The Nitro Files with Eric Bischoff

Courtesy Eric Bischoff.png

The Nitro Files with Eric Bischoff will delve into a moment from WCW’s Monday Nitro. Bischoff hosts his Bischoff on Wrestling podcast,” as well as delivers a “Controversial Video of the Week” with 120 Sports’ Nick Hausman, and plans on proving every week in the Nitro Files that the “truth is out there.”

Chris Jericho has entertained the past two weeks on Raw by talking incessantly about writing a list.

Eric Bischoff recalls Jericho’s original list, which debuted on Nitro eighteen years ago on March 30, 1998.

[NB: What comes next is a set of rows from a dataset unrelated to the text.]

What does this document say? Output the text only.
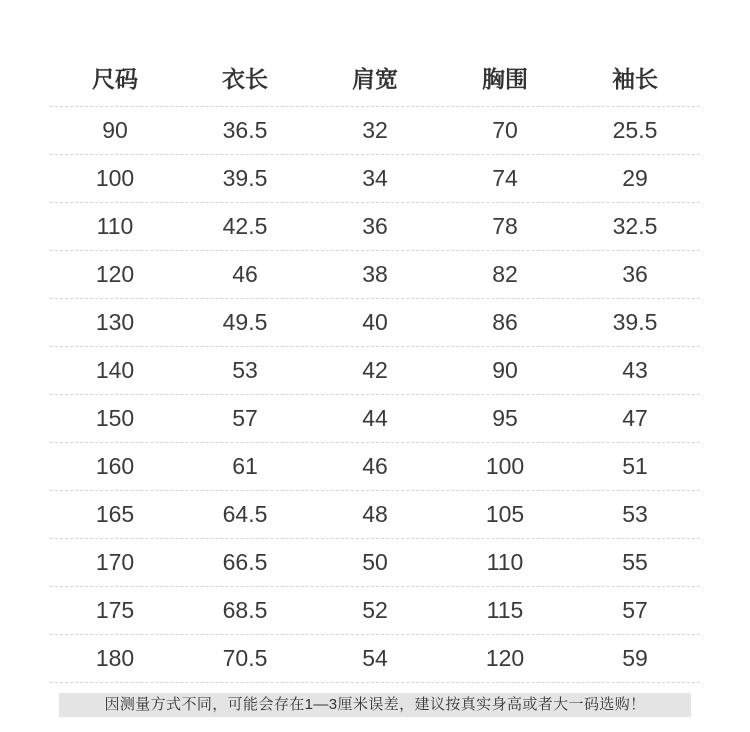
尺码	衣长	肩宽	胸围	袖长
90	36.5	32	70	25.5
100	39.5	34	74	29
110	42.5	36	78	32.5
120	46	38	82	36
130	49.5	40	86	39.5
140	53	42	90	43
150	57	44	95	47
160	61	46	100	51
165	64.5	48	105	53
170	66.5	50	110	55
175	68.5	52	115	57
180	70.5	54	120	59
因测量方式不同，可能会存在1—3厘米误差，建议按真实身高或者大一码选购！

“That idea originated with Glenn Gilbertti, aka the Disco Inferno,” said Bischoff, who was WCW’s president during the zenith of Nitro’s success. “I just spoke with Chris Jericho, and he told me it was really Disco’s idea to come up with that segment and to roll through the commercial break.”

Jericho, who was WCW’s Cruiserweight champion at the time, was building his feud with Dean Malenko, who proudly called himself “The Man of 1,000 Holds.” After defeating Marty Jannetty, Jericho cut a promo—one that extended through a commercial break and into a second segment—one-upping Malenko as “The Man of 1,004 Holds.” Naturally, Jericho then proceeded to read the list.

“The credit behind ‘The List’ goes to Disco Inferno, Terry Taylor, Raven, and Mark Madden from the Pittsburgh Post-Gazette, as well as, of course, Chris Jericho,” said Bischoff. “They knew the storyline, they knew the angle, and they knew what we were trying to get across. Throughout the day, during pre-production, they were bouncing around ideas all afternoon, and they created a great way to position Chris against Dean Malenko.